18th Century Chinese Porcelain Soft-Paste Vase.

A fine 18th century Chinese soft-paste porcelain vase, probably Yongzheng to early Qianlong c.1730-1750. The hexagonal baluster vase has finely incised decoration of dragons between bands of upright lappets below borders of ruyi-heads, bats and stylised Shou characters. The thick soft, undulating glaze has a creamy tinge to it and is covered with a very fine crazed surface.


In perfect condition.
Height : 22.2 cm
Sotheby's, London 27th of June 1967, lot 285. R and G McPherson, The Roy Davids Collection of Chinese Ceramics, purchased October 14th 2003, collection number 76.
Stock number



Chinese Soft-Paste Porcelain :

Jorg States "Chinese soft-pate porcelain, which is different from European soft-paste, originated about 1700 and became popular in the second quarter of the 18th century as part of the export assortment. Unlike ordinary porcelain, it is not translucent and often has a creamy-white appearance.
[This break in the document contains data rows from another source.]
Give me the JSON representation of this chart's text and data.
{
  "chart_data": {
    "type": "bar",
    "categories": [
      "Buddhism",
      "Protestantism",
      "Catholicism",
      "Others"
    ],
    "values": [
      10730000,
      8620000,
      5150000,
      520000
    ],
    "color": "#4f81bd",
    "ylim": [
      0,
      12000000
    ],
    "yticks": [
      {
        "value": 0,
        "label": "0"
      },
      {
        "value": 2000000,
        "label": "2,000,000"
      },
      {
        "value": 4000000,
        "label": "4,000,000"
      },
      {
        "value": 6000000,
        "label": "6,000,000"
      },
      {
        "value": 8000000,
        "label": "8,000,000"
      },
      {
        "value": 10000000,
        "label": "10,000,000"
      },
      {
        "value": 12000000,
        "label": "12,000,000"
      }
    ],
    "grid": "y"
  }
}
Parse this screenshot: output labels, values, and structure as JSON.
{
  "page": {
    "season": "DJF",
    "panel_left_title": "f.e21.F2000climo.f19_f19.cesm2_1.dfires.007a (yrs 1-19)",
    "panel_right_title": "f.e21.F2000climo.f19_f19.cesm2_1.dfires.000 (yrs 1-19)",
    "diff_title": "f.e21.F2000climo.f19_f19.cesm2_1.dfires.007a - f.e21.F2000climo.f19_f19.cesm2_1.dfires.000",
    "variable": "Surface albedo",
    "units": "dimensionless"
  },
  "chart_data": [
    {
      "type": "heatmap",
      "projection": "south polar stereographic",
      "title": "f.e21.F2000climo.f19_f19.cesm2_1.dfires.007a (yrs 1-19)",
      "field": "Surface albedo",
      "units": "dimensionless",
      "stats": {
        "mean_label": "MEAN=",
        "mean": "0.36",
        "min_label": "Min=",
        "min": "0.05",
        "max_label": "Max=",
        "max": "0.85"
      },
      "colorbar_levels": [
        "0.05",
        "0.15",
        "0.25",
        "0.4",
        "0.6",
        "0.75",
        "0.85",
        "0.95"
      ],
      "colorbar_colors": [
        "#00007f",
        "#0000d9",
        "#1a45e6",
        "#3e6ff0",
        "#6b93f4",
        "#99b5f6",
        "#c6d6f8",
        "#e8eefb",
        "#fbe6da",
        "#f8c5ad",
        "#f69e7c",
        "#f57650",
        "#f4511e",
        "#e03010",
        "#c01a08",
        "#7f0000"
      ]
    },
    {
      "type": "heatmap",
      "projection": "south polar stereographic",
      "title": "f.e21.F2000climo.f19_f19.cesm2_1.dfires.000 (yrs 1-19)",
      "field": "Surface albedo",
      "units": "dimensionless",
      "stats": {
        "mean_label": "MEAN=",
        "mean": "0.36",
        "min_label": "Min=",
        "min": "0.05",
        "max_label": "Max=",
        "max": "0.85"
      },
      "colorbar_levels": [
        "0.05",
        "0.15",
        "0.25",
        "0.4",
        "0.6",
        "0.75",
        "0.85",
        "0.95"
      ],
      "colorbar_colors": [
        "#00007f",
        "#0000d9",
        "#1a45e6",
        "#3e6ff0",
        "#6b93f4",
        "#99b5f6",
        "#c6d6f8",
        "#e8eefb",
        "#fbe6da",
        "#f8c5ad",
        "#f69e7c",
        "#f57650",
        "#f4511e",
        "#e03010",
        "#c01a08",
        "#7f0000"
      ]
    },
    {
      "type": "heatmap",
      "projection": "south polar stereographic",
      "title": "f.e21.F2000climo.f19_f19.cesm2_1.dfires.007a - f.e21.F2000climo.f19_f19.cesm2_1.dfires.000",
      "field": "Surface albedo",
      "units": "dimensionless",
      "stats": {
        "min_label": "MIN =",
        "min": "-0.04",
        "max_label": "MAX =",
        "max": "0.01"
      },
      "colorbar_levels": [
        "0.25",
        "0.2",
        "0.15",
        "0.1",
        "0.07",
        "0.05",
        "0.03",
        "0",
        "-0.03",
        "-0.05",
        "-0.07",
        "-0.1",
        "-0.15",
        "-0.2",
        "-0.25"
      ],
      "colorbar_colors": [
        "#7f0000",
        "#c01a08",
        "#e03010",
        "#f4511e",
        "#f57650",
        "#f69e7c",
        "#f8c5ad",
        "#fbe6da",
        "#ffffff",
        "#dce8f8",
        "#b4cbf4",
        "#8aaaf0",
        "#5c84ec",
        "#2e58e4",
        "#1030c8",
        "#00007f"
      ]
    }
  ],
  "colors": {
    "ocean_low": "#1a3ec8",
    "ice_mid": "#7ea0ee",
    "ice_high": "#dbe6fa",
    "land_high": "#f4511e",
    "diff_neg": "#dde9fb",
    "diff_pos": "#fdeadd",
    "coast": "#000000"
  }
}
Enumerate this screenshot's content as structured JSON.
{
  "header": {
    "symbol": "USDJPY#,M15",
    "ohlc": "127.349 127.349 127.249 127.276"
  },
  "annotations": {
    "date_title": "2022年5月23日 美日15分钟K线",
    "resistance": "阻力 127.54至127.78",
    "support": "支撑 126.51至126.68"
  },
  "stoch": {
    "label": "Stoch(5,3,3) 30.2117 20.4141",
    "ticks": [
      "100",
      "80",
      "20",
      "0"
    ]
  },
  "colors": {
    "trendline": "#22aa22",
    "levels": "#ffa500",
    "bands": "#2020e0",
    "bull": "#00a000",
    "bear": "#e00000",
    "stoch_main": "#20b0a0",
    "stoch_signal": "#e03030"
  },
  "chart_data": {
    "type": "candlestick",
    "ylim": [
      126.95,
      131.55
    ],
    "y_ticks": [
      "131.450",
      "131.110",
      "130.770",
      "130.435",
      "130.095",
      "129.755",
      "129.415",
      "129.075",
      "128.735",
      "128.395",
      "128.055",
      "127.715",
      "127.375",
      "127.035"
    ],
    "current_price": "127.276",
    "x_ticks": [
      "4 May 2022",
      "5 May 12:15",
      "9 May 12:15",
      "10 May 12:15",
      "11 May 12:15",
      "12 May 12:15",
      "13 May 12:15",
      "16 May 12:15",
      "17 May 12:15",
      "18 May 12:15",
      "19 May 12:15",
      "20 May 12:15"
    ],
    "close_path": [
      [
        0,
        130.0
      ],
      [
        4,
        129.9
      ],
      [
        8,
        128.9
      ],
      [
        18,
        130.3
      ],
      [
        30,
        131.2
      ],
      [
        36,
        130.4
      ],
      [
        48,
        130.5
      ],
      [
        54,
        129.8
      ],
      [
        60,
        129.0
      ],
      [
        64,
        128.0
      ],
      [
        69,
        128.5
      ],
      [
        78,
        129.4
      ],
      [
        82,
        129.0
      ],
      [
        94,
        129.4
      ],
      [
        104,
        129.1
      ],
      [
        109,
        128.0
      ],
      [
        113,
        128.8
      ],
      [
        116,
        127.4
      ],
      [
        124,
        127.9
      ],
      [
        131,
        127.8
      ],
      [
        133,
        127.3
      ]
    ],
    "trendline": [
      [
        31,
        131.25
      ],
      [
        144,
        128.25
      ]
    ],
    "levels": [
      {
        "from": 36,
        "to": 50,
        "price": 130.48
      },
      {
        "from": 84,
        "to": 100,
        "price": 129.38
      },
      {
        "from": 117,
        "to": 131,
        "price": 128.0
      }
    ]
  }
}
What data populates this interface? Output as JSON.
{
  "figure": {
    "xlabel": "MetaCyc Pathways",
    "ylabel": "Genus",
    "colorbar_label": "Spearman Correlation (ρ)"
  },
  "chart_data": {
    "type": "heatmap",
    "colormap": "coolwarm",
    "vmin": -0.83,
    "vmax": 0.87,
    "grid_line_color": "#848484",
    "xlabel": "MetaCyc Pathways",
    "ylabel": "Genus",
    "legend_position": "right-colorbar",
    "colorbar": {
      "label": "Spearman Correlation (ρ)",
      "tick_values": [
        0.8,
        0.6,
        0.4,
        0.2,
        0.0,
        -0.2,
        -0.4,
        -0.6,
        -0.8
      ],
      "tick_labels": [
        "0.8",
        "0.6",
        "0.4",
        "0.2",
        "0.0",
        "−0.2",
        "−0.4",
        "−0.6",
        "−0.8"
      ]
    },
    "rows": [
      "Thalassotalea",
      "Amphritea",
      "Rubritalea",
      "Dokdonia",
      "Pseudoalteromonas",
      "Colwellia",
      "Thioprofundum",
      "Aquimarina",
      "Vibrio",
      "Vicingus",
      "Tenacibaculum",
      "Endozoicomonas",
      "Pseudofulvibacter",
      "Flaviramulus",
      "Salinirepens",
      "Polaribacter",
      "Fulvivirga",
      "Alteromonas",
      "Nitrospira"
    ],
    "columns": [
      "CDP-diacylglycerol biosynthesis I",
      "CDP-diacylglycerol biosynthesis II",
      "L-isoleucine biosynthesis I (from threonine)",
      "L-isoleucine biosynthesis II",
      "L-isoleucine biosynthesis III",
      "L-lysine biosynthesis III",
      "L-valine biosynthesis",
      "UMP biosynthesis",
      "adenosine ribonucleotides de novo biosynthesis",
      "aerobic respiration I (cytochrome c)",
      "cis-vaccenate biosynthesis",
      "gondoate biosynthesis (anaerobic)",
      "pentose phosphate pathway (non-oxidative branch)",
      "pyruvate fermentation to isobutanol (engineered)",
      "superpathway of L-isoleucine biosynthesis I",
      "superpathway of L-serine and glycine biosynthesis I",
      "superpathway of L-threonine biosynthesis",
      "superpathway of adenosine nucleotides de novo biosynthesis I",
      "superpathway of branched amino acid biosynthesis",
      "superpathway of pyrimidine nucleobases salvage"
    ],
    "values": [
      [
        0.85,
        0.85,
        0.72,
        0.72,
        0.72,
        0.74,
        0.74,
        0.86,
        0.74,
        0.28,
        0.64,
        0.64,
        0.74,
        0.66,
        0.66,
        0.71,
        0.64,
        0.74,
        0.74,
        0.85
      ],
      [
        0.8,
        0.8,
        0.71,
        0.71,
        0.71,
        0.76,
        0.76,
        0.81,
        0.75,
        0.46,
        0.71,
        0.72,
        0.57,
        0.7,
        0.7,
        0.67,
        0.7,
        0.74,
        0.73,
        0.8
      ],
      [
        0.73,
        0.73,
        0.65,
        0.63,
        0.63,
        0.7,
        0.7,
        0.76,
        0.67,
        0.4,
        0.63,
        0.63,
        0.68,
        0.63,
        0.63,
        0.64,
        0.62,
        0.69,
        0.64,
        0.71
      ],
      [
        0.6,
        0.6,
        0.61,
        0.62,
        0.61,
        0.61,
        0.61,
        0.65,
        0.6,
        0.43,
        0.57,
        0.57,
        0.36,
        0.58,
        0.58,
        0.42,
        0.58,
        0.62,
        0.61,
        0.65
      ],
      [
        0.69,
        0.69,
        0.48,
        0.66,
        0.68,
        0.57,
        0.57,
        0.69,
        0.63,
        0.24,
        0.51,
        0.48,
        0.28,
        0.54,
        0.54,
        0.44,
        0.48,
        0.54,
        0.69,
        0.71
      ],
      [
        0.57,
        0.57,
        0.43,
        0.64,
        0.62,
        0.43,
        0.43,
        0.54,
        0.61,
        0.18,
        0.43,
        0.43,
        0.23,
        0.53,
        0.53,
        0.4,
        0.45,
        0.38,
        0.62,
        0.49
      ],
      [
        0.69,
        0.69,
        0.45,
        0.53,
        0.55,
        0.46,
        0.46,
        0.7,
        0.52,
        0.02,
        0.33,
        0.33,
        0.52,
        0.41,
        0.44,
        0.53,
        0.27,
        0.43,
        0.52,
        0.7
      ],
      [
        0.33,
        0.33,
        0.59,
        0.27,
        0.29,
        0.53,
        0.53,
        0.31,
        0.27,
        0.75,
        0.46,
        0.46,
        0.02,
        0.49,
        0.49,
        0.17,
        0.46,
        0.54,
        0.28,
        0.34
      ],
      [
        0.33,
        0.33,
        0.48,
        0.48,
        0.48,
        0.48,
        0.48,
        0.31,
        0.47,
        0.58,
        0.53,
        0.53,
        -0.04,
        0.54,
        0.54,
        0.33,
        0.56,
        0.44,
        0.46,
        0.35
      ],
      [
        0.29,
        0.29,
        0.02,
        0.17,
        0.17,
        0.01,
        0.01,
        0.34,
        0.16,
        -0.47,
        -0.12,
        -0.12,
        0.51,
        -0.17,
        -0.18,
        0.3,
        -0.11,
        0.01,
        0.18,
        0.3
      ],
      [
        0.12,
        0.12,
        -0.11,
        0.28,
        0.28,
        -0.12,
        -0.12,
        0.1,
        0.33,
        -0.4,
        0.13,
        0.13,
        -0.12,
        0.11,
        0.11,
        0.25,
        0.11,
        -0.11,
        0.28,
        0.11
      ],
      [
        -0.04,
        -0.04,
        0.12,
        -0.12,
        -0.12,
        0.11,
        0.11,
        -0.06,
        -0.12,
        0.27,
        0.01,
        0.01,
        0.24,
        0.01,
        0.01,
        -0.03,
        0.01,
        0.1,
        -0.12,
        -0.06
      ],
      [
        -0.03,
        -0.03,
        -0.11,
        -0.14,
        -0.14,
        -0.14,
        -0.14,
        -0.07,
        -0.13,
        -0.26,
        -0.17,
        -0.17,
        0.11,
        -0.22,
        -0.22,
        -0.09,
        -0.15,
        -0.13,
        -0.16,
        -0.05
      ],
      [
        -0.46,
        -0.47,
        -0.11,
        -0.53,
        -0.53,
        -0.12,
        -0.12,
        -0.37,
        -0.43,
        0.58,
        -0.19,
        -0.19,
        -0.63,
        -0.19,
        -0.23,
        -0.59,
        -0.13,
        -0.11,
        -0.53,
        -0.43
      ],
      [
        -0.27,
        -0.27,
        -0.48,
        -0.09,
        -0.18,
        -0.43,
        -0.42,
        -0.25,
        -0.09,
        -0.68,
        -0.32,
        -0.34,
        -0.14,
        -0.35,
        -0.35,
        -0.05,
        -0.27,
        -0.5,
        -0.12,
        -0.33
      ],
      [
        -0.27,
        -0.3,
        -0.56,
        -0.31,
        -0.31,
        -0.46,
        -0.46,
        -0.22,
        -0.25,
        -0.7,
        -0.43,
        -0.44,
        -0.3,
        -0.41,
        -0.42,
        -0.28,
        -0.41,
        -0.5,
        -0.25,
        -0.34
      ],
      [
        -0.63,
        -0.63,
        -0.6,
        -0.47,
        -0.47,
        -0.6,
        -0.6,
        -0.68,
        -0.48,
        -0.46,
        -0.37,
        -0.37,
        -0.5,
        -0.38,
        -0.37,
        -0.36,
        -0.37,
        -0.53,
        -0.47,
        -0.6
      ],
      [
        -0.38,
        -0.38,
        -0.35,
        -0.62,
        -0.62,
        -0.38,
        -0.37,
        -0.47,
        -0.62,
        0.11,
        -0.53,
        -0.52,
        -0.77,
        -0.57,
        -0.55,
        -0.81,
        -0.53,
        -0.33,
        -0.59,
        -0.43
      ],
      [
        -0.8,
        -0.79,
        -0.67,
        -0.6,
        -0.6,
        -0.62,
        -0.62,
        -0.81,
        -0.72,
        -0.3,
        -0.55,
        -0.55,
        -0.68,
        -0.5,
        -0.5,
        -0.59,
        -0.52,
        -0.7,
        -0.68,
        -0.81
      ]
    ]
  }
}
The glaze is often finely crackled as a result of a difference in cooling between the glaze and the body. The later is made of a white-firing clay, called huashi, 'slippery stone', the use of which is documented in the reports of 1712 and 1722 by the Jesuit Pere d'Entrecolles. As the clay was expensive, soft-paste pieces are usually small and thinly potted. They are also well-painted, as the body is particularly suitable for detailed drawing. Besides this 'true' soft-paste, there are pieces with an ordinary porcelain body and a coating of 'huashi' clay, which gives the same effect".